The event will showcase a draft of the town's new comprehensive plan using a three-dimensional-picture model made possible through the Orton Family Foundation's CommunityViz project software.
Residents will have numerous opportunities to share their opinions anonymously about the different growth patterns they see using an innovative keypad voting system.
The community's impressions during the presentation will be vital in helping the town revise and finalize the comprehensive plan, which guides the Hayden Town Board and Hayden Planning Commission in making land-use and policy decisions, Town Manger Russ Martin said.
"Hayden will look a lot different four or five times during the evening," he said. "Feedback on that will be important in determining what direction we go."
The event is the next phase in a multistage project funded by a grant from the Gates Family Foundation and designed to help Hayden plan for expected growth.
Boulder-based Winston & Associates, the planning firm facilitating the project, has held three community meetings since the beginning of the year, gauging residents' core values as well as concerns and suggestions regarding growth.
Based on those meetings, the firm has devised the first draft of a new comprehensive plan, which will be presented to the Planning Commission during a work session Thursday. The commission will not make any changes to the plan until it receives feedback from the Nov. 15 CommunityViz event, Martin said.
Though not a regulatory document, a comprehensive or master plan guides the physical development of a town, including land within city limits as well as land anticipated for annexation.
Zoning plans typically follow the land-use patterns laid out in the comprehensive plan, specifying densities and uses for land. Subdivision regulations and the building permit process implement zoning plan requirements.
Meant to consider growth at least 20 years in the future, comprehensive plans typically are updated every five years. The last revision to Hayden's comprehensive plan was in 2000, Martin said.
The impetus for the project was a flurry of development proposals, including the 2,000-home Villages subdivision, targeting the Hayden area. Although the comprehensive plan revision process generally isn't as long and involved as the current project, it was necessary to address what appears to be substantial growth in Hayden's future, Martin said.
By the time many communities, particularly those in fast-growing Western states, start the revision process, they already have a lot of things they would "undo," said Tammie Delaney, project coordinator for the Orton Family Foundation.

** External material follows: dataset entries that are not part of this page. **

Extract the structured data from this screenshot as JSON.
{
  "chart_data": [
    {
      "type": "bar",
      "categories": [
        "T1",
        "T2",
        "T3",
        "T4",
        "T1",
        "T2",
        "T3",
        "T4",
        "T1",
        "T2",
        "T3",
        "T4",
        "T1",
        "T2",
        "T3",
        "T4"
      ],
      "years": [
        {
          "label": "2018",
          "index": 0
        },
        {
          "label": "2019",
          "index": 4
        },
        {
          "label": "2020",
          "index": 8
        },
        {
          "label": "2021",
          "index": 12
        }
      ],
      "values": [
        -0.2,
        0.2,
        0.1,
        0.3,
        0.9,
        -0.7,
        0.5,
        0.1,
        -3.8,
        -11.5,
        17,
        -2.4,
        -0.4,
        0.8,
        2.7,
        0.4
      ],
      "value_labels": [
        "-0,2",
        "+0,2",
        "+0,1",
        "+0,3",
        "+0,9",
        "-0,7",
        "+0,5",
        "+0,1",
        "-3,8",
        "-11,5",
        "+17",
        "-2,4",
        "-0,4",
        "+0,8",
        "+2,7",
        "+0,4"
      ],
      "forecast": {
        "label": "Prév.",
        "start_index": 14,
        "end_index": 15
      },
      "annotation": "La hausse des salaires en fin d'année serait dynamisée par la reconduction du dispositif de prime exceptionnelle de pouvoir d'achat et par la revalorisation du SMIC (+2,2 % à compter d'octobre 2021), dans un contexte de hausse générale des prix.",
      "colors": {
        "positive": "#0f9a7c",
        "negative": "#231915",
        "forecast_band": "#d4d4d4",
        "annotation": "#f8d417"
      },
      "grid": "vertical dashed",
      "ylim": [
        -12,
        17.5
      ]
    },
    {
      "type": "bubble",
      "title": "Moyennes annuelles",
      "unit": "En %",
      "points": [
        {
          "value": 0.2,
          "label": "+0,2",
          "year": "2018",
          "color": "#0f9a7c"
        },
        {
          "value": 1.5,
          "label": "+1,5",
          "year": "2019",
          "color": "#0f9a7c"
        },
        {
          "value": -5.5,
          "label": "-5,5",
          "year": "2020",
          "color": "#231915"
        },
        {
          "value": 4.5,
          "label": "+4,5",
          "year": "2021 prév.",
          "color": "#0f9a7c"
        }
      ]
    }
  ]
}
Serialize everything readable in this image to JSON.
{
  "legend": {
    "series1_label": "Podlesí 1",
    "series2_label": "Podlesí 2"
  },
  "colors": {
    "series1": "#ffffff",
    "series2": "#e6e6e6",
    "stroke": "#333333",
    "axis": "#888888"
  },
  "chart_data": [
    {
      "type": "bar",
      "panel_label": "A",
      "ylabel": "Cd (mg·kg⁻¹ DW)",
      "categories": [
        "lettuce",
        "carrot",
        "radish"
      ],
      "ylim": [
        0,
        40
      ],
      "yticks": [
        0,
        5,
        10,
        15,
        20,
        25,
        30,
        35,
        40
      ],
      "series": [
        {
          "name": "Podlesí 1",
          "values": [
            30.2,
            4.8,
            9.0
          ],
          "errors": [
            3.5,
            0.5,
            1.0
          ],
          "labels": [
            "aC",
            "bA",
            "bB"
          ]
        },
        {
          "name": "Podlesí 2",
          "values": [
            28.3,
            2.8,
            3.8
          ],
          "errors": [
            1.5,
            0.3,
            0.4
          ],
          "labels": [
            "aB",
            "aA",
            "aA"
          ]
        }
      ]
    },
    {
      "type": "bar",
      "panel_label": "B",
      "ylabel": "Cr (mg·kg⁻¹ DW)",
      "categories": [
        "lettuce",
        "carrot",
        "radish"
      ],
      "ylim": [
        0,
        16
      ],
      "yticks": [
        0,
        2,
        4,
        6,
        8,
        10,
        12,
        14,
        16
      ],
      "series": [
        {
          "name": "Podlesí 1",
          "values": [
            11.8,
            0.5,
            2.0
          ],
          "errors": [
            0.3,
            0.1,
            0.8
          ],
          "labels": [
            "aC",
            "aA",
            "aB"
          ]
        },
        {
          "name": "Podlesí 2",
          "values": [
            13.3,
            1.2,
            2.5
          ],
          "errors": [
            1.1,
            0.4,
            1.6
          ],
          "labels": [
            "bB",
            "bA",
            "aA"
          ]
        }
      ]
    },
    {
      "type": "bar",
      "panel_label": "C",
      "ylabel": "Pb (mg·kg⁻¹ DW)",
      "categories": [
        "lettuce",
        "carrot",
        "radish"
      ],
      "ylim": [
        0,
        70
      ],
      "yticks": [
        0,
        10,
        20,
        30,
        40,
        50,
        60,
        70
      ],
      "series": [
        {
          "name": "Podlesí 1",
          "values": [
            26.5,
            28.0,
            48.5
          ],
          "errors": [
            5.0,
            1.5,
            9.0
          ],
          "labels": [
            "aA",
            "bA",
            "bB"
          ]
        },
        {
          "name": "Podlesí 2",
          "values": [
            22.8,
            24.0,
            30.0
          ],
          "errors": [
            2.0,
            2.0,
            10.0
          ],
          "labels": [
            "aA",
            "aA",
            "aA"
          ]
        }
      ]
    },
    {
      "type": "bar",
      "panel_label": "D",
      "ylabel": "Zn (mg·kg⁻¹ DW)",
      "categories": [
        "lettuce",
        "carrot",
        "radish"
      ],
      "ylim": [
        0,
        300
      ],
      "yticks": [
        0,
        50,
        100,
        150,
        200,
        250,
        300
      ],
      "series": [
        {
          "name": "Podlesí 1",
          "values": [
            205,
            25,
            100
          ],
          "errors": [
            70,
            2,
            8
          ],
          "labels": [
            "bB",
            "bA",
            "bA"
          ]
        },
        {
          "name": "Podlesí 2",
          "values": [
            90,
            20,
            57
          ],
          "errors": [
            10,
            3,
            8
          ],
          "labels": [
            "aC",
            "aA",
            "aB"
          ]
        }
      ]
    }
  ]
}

"It's a proactive opportunity to say, 'How do we bring the community forward in a way to keep the character and quality that already exists in Hayden?'" she said.
Martin added that instead of developers imposing their values on Hayden, the new comprehensive plan would allow Hayden to impose its values, beliefs and desires on developers.
"They may get what they want, but Hayden will definitely get what it wants. ... Overall, it will be a better project," he said, noting that some developers are waiting for the town to establish a direction because "they don't want to invest in what Hayden could become."
In most comprehensive plan projects, towns typically receive feedback only from an interested minority of people. It's much easier for the town staff and elected officials to set policies and make decisions when they have a comprehensive plan based on majority views, Martin said.
Delaney said the project team has "pulled out all the stops" to encourage the community to attend the Nov. 15 presentation.
In addition to the keypad voting, which will allow participants to share their views in a nonintimidating, anonymous environment, there also will be free child care and a community chili supper during the event, Delaney said.
Martin emphasized that this is a rare opportunity for residents to affect future growth decisions without having to show up to every Town Board or Planning Commission meeting.
"Having been other places, I know this doesn't happen elsewhere," he said. "It may not happen again. This is a one-night-only exercise."